When dealing with issues related to technology and your child, avoid extreme measures such as cutting them off from their favorite devices or trying to eliminate their screen time with “solutions,” such as reading books or getting some “face-to-face human interaction.” Although there is nothing wrong with these methods per se, it is the delivery of solutions to solve the issue of excess screen time that will matter the most. Activities such as reading books, playing outdoors, or in-person interactions should not be a consequence nor should it be forced. This could cause your child to develop a negative association with things like spending time with family or taking on a new hobby or sport.
Instead, when you’re confronting an issue with your child related to their use of technology, use the issue as an opportunity to increase communication while also setting limits. Of course, this strategy varies from child to child and depending on the situation at hand, but discipline should be about your child learning good habits from you as you establish and maintain your authority. You serve as the primary model of behavior for your child. Yes, it’s true: Your child will model after you even more than their peers or others they may look up to. Make sure you are modeling healthy communication and boundary setting for your child.
Setting Limits & Boundaries
There isn’t one reliable and entirely effective method for setting good limits and boundaries with your child when it comes to dealing with technology. Every child’s disciplinary needs will be different, but as a general rule, limits and boundaries should be established and communicated with your child ahead of time.
When your child knows what to expect and what is expected of them, the rules will seem less like you merely trying to inflict your will and control your child in an authoritarian manner. Rules that are created in the spur of the moment, because you said so, are bound to create more conflict and it teaches your child that you have no real control as a parent. It also shows your child to react emotionally, on impulse, rather than with poise and control.

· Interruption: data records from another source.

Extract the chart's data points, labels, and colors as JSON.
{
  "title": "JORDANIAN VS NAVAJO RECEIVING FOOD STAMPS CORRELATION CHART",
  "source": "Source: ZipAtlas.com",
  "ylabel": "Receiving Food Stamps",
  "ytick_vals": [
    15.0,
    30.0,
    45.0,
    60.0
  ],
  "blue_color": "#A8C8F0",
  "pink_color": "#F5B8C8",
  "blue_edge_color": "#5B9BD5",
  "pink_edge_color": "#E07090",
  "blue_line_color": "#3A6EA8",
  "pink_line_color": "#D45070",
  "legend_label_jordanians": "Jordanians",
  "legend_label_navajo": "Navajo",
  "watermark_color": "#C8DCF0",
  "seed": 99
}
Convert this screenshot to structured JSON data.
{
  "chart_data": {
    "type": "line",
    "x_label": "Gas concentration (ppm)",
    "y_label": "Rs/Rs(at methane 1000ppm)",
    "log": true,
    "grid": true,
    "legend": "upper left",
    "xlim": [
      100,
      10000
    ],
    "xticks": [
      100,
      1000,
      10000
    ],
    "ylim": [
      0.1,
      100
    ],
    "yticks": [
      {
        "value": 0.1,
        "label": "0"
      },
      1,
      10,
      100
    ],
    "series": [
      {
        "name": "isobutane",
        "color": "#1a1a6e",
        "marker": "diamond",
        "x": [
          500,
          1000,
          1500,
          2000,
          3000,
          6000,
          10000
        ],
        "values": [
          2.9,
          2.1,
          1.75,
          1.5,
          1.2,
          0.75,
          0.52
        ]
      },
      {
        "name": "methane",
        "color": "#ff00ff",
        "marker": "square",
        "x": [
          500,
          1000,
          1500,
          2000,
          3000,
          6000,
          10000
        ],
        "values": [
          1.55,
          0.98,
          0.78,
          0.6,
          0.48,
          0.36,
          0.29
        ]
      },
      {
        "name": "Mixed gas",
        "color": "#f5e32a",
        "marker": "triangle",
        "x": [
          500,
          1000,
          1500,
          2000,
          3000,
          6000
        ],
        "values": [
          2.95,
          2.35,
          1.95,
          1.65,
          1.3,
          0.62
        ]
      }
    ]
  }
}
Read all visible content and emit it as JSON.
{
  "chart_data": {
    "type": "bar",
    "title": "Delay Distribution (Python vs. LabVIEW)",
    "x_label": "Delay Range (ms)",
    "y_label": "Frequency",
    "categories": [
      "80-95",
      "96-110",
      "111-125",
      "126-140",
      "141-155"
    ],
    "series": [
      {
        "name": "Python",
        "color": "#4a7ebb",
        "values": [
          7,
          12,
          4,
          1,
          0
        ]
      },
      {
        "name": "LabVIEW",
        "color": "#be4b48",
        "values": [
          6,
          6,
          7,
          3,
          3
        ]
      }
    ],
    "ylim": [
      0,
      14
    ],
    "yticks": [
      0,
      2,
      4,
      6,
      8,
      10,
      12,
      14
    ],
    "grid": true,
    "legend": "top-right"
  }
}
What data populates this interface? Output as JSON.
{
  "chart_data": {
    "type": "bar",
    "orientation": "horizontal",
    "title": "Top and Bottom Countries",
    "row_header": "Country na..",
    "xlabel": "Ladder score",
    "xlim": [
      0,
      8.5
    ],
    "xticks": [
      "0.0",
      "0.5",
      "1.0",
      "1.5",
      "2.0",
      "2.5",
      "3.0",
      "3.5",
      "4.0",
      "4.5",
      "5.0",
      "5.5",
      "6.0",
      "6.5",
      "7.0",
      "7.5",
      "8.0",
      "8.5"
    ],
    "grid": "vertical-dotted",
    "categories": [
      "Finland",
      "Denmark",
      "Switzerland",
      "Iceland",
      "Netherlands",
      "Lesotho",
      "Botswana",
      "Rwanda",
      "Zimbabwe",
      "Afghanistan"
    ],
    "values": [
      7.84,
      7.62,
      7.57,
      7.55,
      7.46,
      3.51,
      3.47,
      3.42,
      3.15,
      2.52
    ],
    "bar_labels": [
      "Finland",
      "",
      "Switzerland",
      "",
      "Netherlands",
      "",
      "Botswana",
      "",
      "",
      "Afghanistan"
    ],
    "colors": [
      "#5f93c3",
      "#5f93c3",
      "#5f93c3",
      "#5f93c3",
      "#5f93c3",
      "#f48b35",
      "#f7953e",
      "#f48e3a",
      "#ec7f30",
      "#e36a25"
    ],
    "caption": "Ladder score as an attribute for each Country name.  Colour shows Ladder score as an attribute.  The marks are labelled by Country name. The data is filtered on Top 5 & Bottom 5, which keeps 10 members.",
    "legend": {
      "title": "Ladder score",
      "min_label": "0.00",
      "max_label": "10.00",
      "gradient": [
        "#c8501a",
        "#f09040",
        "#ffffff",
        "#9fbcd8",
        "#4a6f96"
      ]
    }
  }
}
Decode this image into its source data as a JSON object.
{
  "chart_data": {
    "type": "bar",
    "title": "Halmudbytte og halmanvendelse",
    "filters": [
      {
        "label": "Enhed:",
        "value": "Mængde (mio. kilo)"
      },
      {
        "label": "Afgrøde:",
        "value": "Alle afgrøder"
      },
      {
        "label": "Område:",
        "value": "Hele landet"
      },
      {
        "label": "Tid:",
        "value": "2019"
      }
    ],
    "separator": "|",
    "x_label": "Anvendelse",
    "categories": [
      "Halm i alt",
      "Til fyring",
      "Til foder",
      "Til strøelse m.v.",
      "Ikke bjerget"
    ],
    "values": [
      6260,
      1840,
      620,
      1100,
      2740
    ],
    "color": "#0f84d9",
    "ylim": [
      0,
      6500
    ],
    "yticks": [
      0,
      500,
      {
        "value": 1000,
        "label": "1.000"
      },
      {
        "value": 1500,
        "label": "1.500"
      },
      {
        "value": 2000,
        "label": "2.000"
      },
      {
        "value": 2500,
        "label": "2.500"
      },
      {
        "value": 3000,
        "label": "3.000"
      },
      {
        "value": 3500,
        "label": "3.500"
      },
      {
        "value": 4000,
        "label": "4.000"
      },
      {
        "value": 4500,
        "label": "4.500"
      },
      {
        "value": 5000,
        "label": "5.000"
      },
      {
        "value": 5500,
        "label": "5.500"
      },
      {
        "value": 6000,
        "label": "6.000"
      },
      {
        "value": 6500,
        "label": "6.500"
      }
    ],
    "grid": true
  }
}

Remember, that authoritative, not authoritarian, parenting is the best recipe for success when it comes to maintaining an excellent relationship with your child. As an authoritative parent, you want to explain the rules to your child in a warm and supportive manner, showing respect and consideration for your child’s independence. Children of all ages function best under pretty structured conditions, but they must know what to expect from the structure you create in the home. In addition, it’s typically a good idea to allow your child, even at a young age, to have input regarding the limits and boundaries. When they are part of the decision-making they will be more likely to adhere to and respect the rules.
Benefits & Drawbacks
Once you have a good handle on technology and managing your relationship with your child, you will be more open than ever to the many benefits that these advances offer. Technology keeps you connected with your child in a way that you were probably not connected with your parents. You and your child can learn from each other, grow together, and experience the vast, exciting world of technology. You can close the generation gap and welcome technology into your home and your life as a way to grow closer and more united as a family. Let’s start 2020 with an eye towards growing closer together over this technology in a safe, responsible, and fun way.